Fuzuloparib ± apatinib improves PFS in BRCA-mutated metastatic breast cancer

Treatment with fuzuloparib, with or without apatinib, significantly improved progression-free survival (PFS) in patients with HER2– metastatic breast cancer (mBC) harbouring germline BRCA1/2 (gBRCA1/2) mutations compared with standard chemotherapy, according to results of a phase III study presented at ESMO 2024.

The study met its primary endpoint, demonstrating a significant improvement in PFS, as assessed by Blinded Independent Central Review (BICR), with the combination of fuzuloparib and apatinib or fuzuloparib monotherapy vs the physician’s choice of standard chemotherapy, said lead author Professor Huiping Li from the Department of Breast Oncology at Peking University Cancer Hospital and Institute in Beijing, China.

This phase III, open-label, multicentre, part two study included 203 patients with HER2– mBC and  gBRCA1/2 mutations who were randomized 1:1:1 to receive fuzuloparib 100 mg BID + apatinib 500 mg QD (n=70), fuzuloparib 150 mg BID (n=67), or standard chemotherapy* (n=66).
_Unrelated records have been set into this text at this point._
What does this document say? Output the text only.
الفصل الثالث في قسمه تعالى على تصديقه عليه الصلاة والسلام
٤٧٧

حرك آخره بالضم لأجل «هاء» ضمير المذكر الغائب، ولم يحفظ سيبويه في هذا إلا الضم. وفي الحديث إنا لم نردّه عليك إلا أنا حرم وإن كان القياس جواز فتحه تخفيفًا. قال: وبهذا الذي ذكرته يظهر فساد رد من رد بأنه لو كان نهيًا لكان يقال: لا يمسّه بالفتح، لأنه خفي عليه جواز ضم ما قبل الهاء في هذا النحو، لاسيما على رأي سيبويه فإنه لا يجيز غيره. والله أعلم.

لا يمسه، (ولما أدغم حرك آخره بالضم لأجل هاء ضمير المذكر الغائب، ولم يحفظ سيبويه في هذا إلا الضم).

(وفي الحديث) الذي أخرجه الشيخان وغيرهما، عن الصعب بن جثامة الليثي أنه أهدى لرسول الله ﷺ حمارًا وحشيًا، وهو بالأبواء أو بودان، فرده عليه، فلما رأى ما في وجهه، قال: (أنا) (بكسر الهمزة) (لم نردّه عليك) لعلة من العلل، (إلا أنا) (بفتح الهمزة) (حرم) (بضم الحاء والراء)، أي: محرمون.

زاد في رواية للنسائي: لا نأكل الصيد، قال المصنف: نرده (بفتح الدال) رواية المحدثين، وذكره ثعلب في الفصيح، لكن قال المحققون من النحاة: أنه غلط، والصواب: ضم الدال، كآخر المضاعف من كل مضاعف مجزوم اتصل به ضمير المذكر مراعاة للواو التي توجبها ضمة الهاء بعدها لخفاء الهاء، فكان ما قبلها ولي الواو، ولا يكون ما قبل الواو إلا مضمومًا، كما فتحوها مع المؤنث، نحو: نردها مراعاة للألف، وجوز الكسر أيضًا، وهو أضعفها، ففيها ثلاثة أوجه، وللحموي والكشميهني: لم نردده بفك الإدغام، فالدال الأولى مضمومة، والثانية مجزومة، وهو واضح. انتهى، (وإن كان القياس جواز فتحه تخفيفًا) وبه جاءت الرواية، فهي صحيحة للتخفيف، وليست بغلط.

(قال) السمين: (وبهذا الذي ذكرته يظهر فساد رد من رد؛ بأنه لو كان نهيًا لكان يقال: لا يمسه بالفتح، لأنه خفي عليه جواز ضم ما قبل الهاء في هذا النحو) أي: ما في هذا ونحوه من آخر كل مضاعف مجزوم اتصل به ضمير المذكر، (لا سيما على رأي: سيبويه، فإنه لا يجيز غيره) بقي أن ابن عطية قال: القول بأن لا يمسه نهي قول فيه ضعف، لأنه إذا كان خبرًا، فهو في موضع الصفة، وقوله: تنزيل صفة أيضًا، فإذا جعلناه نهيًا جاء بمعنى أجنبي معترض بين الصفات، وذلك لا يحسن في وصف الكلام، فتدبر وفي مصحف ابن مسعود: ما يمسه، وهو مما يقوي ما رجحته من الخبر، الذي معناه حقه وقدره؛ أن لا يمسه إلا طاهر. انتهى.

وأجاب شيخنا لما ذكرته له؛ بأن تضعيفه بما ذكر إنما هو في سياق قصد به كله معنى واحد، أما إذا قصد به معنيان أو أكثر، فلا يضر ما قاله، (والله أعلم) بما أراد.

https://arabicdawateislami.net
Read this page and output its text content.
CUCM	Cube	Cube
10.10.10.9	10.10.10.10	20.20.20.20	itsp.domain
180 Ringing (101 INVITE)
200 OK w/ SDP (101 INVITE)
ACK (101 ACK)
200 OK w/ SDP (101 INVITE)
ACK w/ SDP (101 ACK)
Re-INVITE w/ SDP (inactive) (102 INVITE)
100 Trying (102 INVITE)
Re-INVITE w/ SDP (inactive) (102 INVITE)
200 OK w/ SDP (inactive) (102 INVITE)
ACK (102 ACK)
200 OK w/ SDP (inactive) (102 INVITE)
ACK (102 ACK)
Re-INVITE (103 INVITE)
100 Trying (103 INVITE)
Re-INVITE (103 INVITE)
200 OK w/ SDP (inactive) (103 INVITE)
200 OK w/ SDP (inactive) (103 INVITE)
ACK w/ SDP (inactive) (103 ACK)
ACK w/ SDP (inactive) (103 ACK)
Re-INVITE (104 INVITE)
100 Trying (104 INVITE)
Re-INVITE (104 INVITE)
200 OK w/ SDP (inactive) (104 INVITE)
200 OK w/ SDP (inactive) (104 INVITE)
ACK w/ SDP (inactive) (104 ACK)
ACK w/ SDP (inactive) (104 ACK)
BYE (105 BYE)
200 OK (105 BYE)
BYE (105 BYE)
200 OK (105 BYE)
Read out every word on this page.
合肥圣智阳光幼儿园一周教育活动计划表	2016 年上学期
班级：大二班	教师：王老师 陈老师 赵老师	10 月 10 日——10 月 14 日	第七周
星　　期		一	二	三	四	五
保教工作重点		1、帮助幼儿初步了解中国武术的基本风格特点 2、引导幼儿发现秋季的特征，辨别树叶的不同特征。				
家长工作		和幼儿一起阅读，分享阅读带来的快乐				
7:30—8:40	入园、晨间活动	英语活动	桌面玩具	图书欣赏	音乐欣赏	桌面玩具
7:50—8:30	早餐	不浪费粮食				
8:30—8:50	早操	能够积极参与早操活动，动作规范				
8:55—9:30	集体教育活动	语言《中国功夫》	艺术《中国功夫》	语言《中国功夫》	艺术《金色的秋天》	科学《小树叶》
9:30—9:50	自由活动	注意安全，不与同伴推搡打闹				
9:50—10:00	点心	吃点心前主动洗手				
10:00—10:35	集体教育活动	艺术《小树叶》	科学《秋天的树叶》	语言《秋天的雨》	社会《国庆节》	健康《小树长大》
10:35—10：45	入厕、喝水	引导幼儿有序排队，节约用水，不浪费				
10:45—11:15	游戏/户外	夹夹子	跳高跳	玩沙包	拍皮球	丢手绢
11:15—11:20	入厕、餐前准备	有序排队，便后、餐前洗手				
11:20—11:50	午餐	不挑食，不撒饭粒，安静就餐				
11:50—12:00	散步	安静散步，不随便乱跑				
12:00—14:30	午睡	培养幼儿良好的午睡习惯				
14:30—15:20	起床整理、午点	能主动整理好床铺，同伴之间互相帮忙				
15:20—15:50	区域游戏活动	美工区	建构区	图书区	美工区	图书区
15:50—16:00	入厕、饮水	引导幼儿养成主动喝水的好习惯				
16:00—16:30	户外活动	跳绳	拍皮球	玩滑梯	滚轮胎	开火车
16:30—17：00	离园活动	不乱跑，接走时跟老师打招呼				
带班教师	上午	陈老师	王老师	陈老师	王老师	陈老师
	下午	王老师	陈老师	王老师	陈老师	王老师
Those who experienced disease progression on standard chemotherapy were allowed to switch to fuzuloparib monotherapy.

As per the BICR assessment, the median PFS was significantly longer in patients treated with fuzuloparib + apatinib and fuzuloparib alone than those treated with standard chemotherapy (11 and 6.7, respectively vs 3 months; hazard ratios [HRs], 0.27; p<0.0001 and 0.27; p=0.0004), meeting the superiority of the combination regimen and monotherapy over standard chemotherapy. [ESMO 2024, abstract VP2-2024]

Notably, the fuzuloparib + apatinib arm also had a significantly better PFS when compared with the fuzuloparib alone arm (HR, 0.60; p=0.0079).

In addition, an overall survival trend favouring fuzuloparib + apatinib and fuzuloparib alone (median 29.2 and 31.5 months, respectively; HRs, 0.58 and 0.61) was observed over standard chemotherapy (median 21.5 months), “despite a crossover rate of 39.4 percent from standard chemotherapy to fuzuloparib,” Li noted.

With regard to tumour response based on BICR, the objective response rates were numerically higher in the fuzuloparib + apatinib (67.3 percent) and fuzuloparib alone arms (43.6 percent) than the standard chemotherapy arm (23.3 percent).

The disease control rate was also higher for patients on fuzuloparib + apatinib (87.1 percent) and fuzuloparib alone (80.6 percent) compared to those receiving standard chemotherapy (47 percent), with a median duration of response of 9.8, 7.6, and 3.9 months for the respective cohorts.

Safety

Grade ≥3 treatment-related adverse events (TRAEs) occurred in 51.4 percent of patients on the combination regimen, 49.3 percent on fuzuloparib monotherapy, and 40.7 percent on standard chemotherapy.

Of note, fewer serious TRAEs were observed in the combination arm (12.9 percent) compared with fuzuloparib alone (17.9 percent) and standard chemotherapy arms (13.9 percent). However, a higher rate of TRAEs led to the discontinuation of treatment with the combination regimen compared with standard chemotherapy (7.1 percent vs 3.4 percent).

“The profile and severity of toxicity were consistent with previous reports of fuzuloparib and apatinib,” said Li.

“Overall, the present study met both its primary and key secondary objectives [in terms of achieving] superiority in BICR-assessed PFS … with fuzuloparib + apatinib or fuzuloparib alone compared with standard chemotherapy,” said Li.

“Our findings support the use of fuzuloparib + apatinib or fuzuloparib alone for HER2– mBC patients with a gBRCA mutation,” she added.